Ora, no caso em análise, constata-se que, pese embora as razões invocadas pelo requerente, o presente pedido de recusa é extemporâneo, uma vez que foi efetuado depois da Conferência do recurso no Tribunal da Relação de Lisboa.

Os motivos alegados pelo requerente, nomeadamente que está ainda a decorrer o prazo para arguir nulidades do acórdão proferido em 20/02/2024, são irrelevantes, para o caso, pelo que o prazo legal foi inequivocamente ultrapassado.

Saliente-se, a propósito, que, como anotam Mário Meireles e Paulo Pinto de Albuquerque1, até ao início da conferência nos recursos, o interessado pode invocar todos os factos ocorridos ou por si conhecidos desde a sentença recorrida, não sendo inconstitucional o art. 44.º na interpretação segundo a qual o pedido de recusa de juiz se deve formular até ao início da conferência ou da audiência mesmo quando os factos geradores de suspeita só cheguem ao conhecimento do invocante após a prolação do acórdão do qual se seguiu a nulidade e antes da sua apreciação e decisão em conferência (acórdão do TC n.º 143/2004).

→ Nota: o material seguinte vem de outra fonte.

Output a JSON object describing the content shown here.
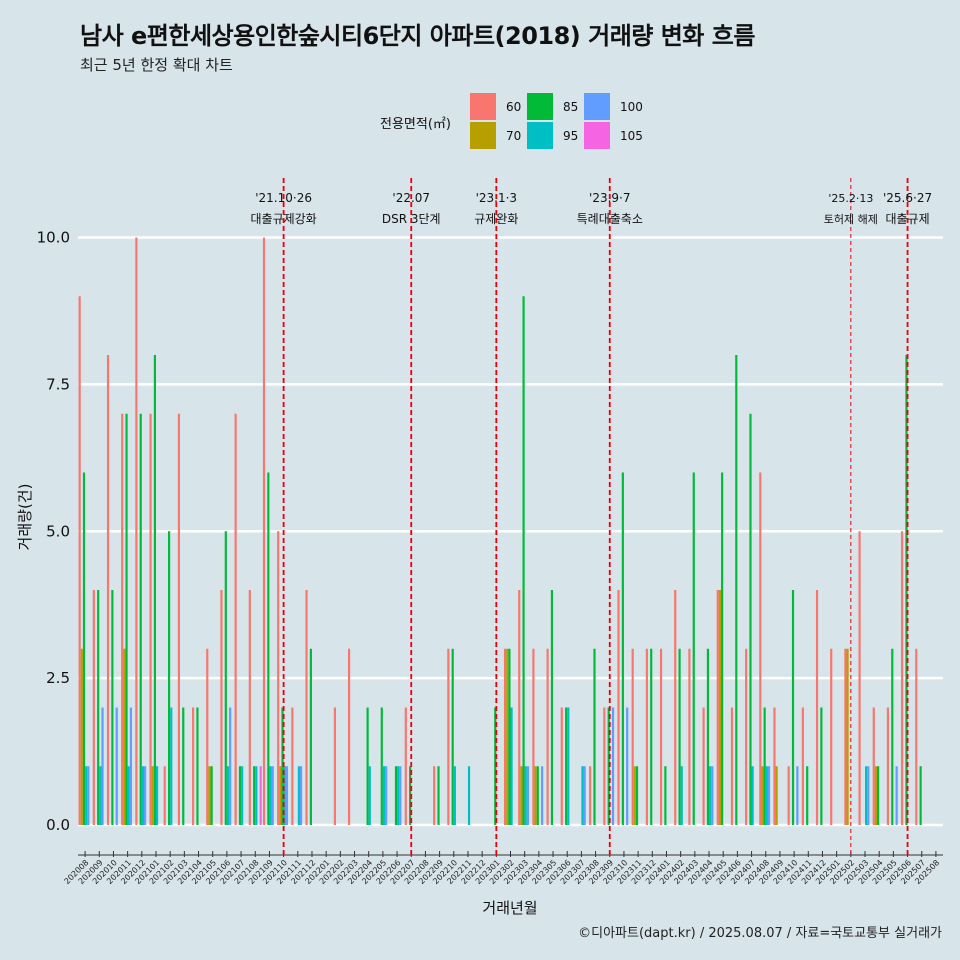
{
  "title": "남사 e편한세상용인한숲시티6단지 아파트(2018) 거래량 변화 흐름",
  "subtitle": "최근 5년 한정 확대 차트",
  "caption": "©디아파트(dapt.kr) / 2025.08.07 / 자료=국토교통부 실거래가",
  "chart_data": {
    "type": "bar",
    "xlabel": "거래년월",
    "ylabel": "거래량(건)",
    "ylim": [
      -0.4,
      11.0
    ],
    "yticks": [
      "0.0",
      "2.5",
      "5.0",
      "7.5",
      "10.0"
    ],
    "legend_title": "전용면적(㎡)",
    "legend_position": "top",
    "grid": true,
    "categories": [
      "202008",
      "202009",
      "202010",
      "202011",
      "202012",
      "202101",
      "202102",
      "202103",
      "202104",
      "202105",
      "202106",
      "202107",
      "202108",
      "202109",
      "202110",
      "202111",
      "202112",
      "202201",
      "202202",
      "202203",
      "202204",
      "202205",
      "202206",
      "202207",
      "202208",
      "202209",
      "202210",
      "202211",
      "202212",
      "202301",
      "202302",
      "202303",
      "202304",
      "202305",
      "202306",
      "202307",
      "202308",
      "202309",
      "202310",
      "202311",
      "202312",
      "202401",
      "202402",
      "202403",
      "202404",
      "202405",
      "202406",
      "202407",
      "202408",
      "202409",
      "202410",
      "202411",
      "202412",
      "202501",
      "202502",
      "202503",
      "202504",
      "202505",
      "202506",
      "202507",
      "202508"
    ],
    "series": [
      {
        "name": "60",
        "color": "#F8766D",
        "values": [
          9,
          4,
          8,
          7,
          10,
          7,
          1,
          7,
          2,
          3,
          4,
          7,
          4,
          10,
          5,
          2,
          4,
          0,
          2,
          3,
          0,
          0,
          0,
          2,
          0,
          1,
          3,
          0,
          0,
          0,
          3,
          4,
          3,
          3,
          2,
          0,
          1,
          2,
          4,
          3,
          3,
          3,
          4,
          3,
          2,
          4,
          2,
          3,
          6,
          2,
          1,
          2,
          4,
          3,
          3,
          5,
          2,
          2,
          5,
          3,
          0
        ]
      },
      {
        "name": "70",
        "color": "#B79F00",
        "values": [
          3,
          0,
          0,
          3,
          0,
          1,
          0,
          0,
          0,
          1,
          0,
          0,
          0,
          0,
          1,
          0,
          0,
          0,
          0,
          0,
          0,
          0,
          0,
          0,
          0,
          0,
          0,
          0,
          0,
          0,
          3,
          1,
          1,
          0,
          0,
          0,
          0,
          0,
          0,
          1,
          0,
          0,
          0,
          0,
          0,
          4,
          0,
          0,
          1,
          1,
          0,
          0,
          0,
          0,
          3,
          0,
          1,
          0,
          0,
          0,
          0
        ]
      },
      {
        "name": "85",
        "color": "#00BA38",
        "values": [
          6,
          4,
          4,
          7,
          7,
          8,
          5,
          2,
          2,
          1,
          5,
          1,
          1,
          6,
          2,
          0,
          3,
          0,
          0,
          0,
          2,
          2,
          1,
          1,
          0,
          1,
          3,
          0,
          0,
          2,
          3,
          9,
          1,
          4,
          2,
          0,
          3,
          2,
          6,
          1,
          3,
          1,
          3,
          6,
          3,
          6,
          8,
          7,
          2,
          0,
          4,
          1,
          2,
          0,
          0,
          0,
          1,
          3,
          8,
          1,
          0
        ]
      },
      {
        "name": "95",
        "color": "#00BFC4",
        "values": [
          1,
          1,
          0,
          1,
          1,
          1,
          2,
          0,
          0,
          0,
          1,
          1,
          1,
          1,
          1,
          1,
          0,
          0,
          0,
          0,
          1,
          1,
          1,
          0,
          0,
          0,
          1,
          1,
          0,
          0,
          2,
          1,
          0,
          0,
          2,
          1,
          0,
          0,
          0,
          0,
          0,
          0,
          1,
          0,
          1,
          0,
          0,
          1,
          1,
          0,
          0,
          0,
          0,
          0,
          0,
          1,
          0,
          0,
          0,
          0,
          0
        ]
      },
      {
        "name": "100",
        "color": "#619CFF",
        "values": [
          1,
          2,
          2,
          2,
          1,
          0,
          0,
          0,
          0,
          0,
          2,
          0,
          0,
          1,
          1,
          1,
          0,
          0,
          0,
          0,
          0,
          1,
          1,
          0,
          0,
          0,
          0,
          0,
          0,
          0,
          0,
          1,
          1,
          0,
          0,
          1,
          0,
          2,
          2,
          0,
          0,
          0,
          0,
          0,
          1,
          0,
          0,
          0,
          1,
          0,
          1,
          0,
          0,
          0,
          0,
          1,
          0,
          1,
          0,
          0,
          0
        ]
      },
      {
        "name": "105",
        "color": "#F564E3",
        "values": [
          0,
          0,
          0,
          0,
          0,
          0,
          0,
          0,
          0,
          0,
          0,
          0,
          1,
          0,
          0,
          0,
          0,
          0,
          0,
          0,
          0,
          0,
          0,
          0,
          0,
          0,
          0,
          0,
          0,
          0,
          0,
          0,
          0,
          0,
          0,
          0,
          0,
          0,
          0,
          0,
          0,
          0,
          0,
          0,
          0,
          0,
          0,
          0,
          0,
          0,
          0,
          0,
          0,
          0,
          0,
          0,
          0,
          0,
          0,
          0,
          0
        ]
      }
    ],
    "events": [
      {
        "date": "'21.10·26",
        "label": "대출규제강화",
        "at": "202110",
        "style": "dashed",
        "color": "#e8000b"
      },
      {
        "date": "'22.07",
        "label": "DSR 3단계",
        "at": "202207",
        "style": "dashed",
        "color": "#e8000b"
      },
      {
        "date": "'23.1·3",
        "label": "규제완화",
        "at": "202301",
        "style": "dashed",
        "color": "#e8000b"
      },
      {
        "date": "'23.9·7",
        "label": "특례대출축소",
        "at": "202309",
        "style": "dashed",
        "color": "#e8000b"
      },
      {
        "date": "'25.2·13",
        "label": "토허제 해제",
        "at": "202502",
        "style": "dashed-thin",
        "color": "#e8000b"
      },
      {
        "date": "'25.6·27",
        "label": "대출규제",
        "at": "202506",
        "style": "dashed",
        "color": "#e8000b"
      }
    ]
  }
}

2. Em todo o caso, sempre se dirá também que, ainda que fosse tempestivo, o pedido de recusa estaria condenado ao insucesso, pois as razões invocadas não constituem motivo sério e grave, adequado a gerar desconfiança sobre a imparcialidade dos magistrados em causa.

Sejamos claros e objetivos.

O ora requerente, foi condenado por acórdão do Juízo Central Criminal de Lisboa -J15, pela prática de 2 crimes de ofensas à integridade física qualificadas na pena única, em resultado do cúmulo jurídico efetuado, de 5 (cinco) anos e 9 (nove) meses de prisão, decisão que foi confirmada, integralmente, por acórdão da 5.ª Secção do Tribunal da Relação de Lisboa, de 20/02/2024, em que intervieram os magistrados agora objeto de recusa.

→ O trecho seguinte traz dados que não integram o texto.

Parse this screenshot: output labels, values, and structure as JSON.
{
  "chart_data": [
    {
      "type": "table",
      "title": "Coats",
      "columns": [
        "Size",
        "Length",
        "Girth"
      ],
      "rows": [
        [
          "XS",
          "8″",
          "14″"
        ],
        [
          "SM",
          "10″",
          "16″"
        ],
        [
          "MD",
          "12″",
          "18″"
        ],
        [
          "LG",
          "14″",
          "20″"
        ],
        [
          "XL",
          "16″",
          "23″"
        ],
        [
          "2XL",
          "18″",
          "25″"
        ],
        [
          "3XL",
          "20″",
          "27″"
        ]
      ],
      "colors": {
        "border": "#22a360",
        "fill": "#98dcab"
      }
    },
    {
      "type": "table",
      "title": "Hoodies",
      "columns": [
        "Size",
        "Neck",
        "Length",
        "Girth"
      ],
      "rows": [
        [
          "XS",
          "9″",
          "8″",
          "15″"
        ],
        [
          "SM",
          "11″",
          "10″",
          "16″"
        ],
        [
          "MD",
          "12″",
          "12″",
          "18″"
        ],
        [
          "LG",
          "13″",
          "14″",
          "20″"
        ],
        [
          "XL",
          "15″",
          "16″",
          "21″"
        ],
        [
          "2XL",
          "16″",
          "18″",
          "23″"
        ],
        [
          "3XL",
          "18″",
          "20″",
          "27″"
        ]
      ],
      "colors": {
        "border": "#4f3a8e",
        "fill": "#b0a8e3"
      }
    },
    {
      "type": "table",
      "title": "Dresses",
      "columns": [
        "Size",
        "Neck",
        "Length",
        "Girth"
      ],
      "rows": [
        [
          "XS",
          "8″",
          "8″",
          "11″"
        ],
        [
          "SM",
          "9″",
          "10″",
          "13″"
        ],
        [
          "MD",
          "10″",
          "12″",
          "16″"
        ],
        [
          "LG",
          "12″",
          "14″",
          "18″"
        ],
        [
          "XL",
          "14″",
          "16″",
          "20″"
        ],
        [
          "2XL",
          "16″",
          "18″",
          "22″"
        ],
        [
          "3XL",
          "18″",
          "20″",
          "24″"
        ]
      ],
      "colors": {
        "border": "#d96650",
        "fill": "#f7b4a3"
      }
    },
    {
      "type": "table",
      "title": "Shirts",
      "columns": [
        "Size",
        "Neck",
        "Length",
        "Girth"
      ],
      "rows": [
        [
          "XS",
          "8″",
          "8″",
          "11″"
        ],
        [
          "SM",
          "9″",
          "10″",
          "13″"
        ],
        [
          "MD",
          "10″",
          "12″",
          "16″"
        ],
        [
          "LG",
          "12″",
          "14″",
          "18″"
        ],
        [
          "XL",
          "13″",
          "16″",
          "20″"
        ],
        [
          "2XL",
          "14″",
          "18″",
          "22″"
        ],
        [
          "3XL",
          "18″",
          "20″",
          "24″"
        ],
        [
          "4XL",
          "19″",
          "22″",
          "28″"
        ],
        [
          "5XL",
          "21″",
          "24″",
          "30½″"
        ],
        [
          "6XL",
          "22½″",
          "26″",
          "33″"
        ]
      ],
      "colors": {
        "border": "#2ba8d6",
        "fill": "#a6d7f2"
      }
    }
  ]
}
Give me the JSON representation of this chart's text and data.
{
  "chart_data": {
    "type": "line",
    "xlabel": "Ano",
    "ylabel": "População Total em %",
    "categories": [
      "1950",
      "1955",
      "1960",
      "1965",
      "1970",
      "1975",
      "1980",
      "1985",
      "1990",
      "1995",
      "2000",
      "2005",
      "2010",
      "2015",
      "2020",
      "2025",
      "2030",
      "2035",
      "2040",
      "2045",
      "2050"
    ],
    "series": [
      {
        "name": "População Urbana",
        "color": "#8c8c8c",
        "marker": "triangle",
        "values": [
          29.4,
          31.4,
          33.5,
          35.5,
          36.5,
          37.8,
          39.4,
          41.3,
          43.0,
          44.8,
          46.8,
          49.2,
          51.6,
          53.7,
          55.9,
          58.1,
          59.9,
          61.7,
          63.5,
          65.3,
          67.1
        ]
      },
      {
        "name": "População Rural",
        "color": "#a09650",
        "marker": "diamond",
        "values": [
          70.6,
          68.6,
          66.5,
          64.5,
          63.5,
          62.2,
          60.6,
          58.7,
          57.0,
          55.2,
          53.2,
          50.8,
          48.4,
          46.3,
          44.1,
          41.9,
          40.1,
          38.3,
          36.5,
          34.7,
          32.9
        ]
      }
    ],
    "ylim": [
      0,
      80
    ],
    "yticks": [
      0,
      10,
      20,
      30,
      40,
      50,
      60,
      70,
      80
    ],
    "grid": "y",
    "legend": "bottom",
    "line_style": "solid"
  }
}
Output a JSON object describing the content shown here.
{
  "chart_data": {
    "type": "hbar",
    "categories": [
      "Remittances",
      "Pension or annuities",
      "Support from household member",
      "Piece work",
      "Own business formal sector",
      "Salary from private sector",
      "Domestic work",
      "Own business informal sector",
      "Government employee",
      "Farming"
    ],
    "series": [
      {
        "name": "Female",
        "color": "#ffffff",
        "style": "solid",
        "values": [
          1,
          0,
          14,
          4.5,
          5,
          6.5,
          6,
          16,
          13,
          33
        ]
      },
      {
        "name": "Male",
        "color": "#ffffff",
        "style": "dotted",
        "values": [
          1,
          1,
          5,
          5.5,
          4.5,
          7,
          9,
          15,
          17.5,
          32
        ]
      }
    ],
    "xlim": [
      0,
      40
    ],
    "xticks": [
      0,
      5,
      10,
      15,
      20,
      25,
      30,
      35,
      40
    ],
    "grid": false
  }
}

Tal acórdão, que ainda não transitou em julgado, não é, porém, suscetível de recurso para o Supremo Tribunal de Justiça, como, alias, o requerente reconhece no seu requerimento (Cfr. arts. 400.º n.º 1 f) e 432.º n.º 1 b), do C.P.P.).

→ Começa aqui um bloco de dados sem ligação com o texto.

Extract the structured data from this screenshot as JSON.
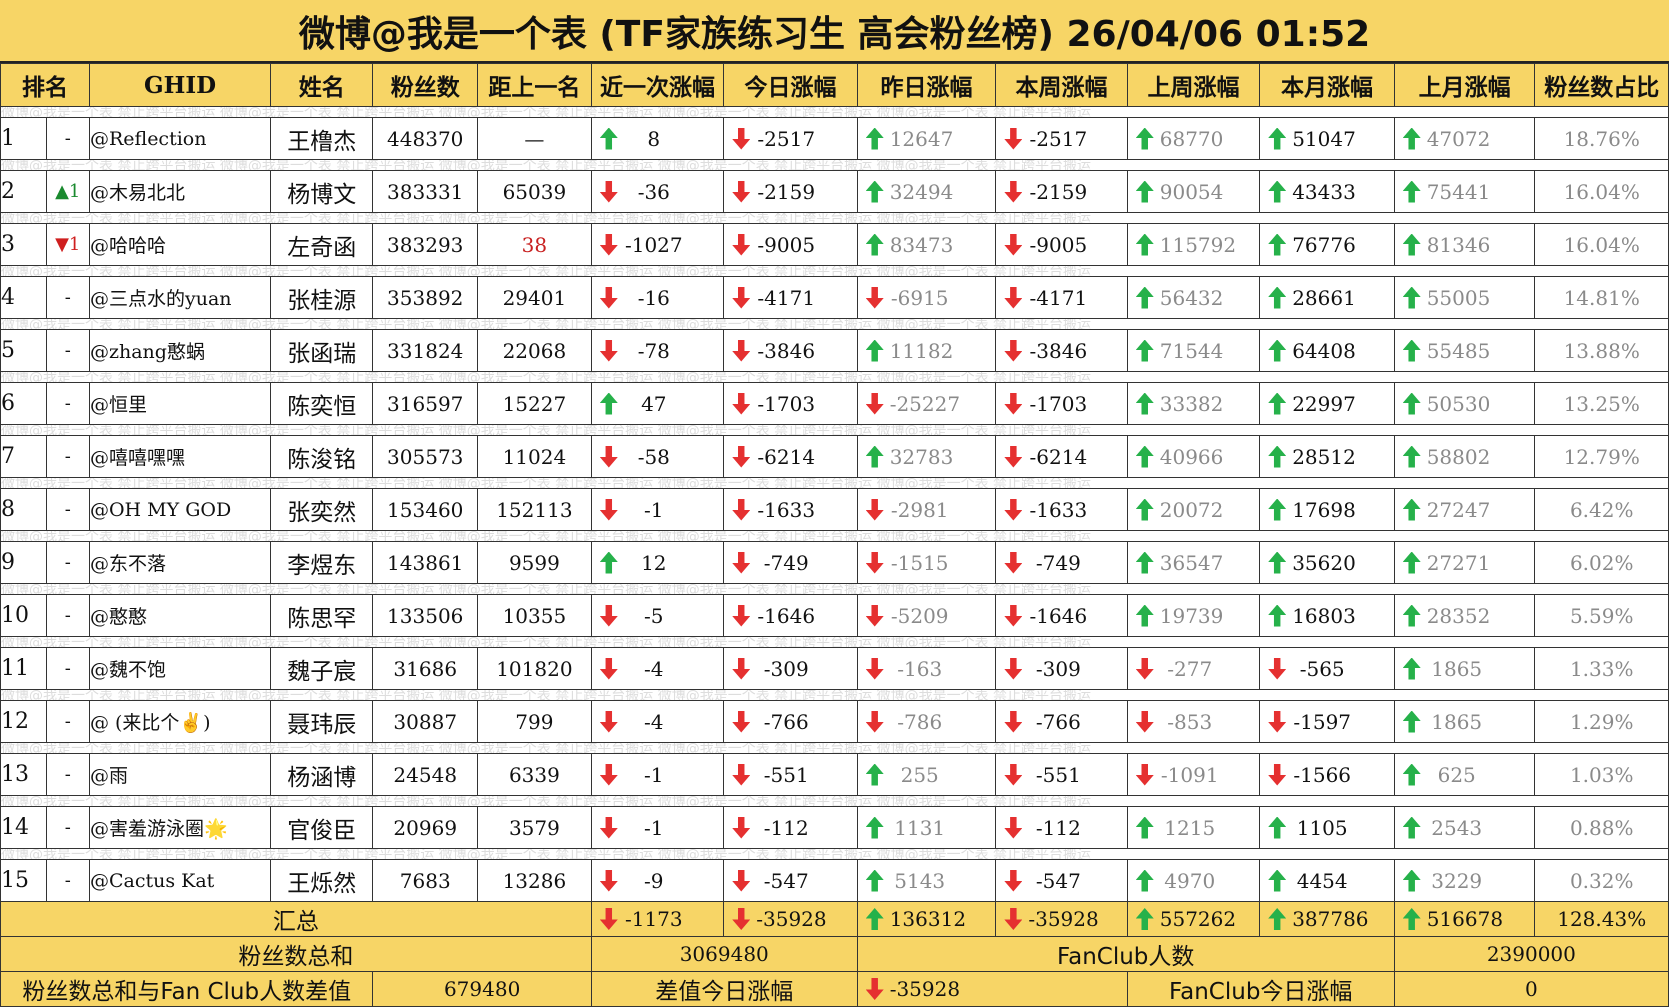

Ora, o requerimento de recusa não serve para suprir pretensas ou eventuais irregularidades cometidas em atos processuais e, como se escreveu num acórdão recente deste Tribunal2, a apresentação do pedido de recusa não deve servir também para o entorpecimento da normal tramitação de um processo, que a lei pretende prevenir com a estipulação do mencionado limite temporal para a sua dedução.

III. Decisão

Em face do exposto, rejeita-se, por extemporaneidade, o pedido de recusa formulado relativamente ao Senhor Juiz Desembargador Manuel Alexandre Teixeira Advínculo Sequeira e às Senhoras Juízas Desembargadoras Luísa Maria da Rocha Oliveira Alvoeiro e Ana Cláudia Nogueira para continuarem a intervir nos autos de recurso n.º 877/21.6PCLSB.L1, da 5.ª Secção do Tribunal da Relação de Lisboa.

Custas do incidente a cargo do requerente, fixando-se a taxa de justiça em 3 UC.

Lisboa, 3 de abril de 2024

(Processado e revisto pelo Relator)

Pedro Branquinho Dias (Relator)

Maria do Carmo Silva Dias (Adjunta)

Maria Teresa Féria de Almeida (Adjunta)

________________________




1. In Comentário do Código de Processo Penal à luz da Constituição da República e da Convenção Europeia dos Direitos Humanos, Volume I, 5.º edição atualizada, UCP Editora, pg. 157.

2. Acórdão de 8/11/2023, cujo relator é o Senhor Conselheiro João Rato, no Proc. n.º 121/08.1TELSB.L1.S1-F e disponível em www.dgsi.pt.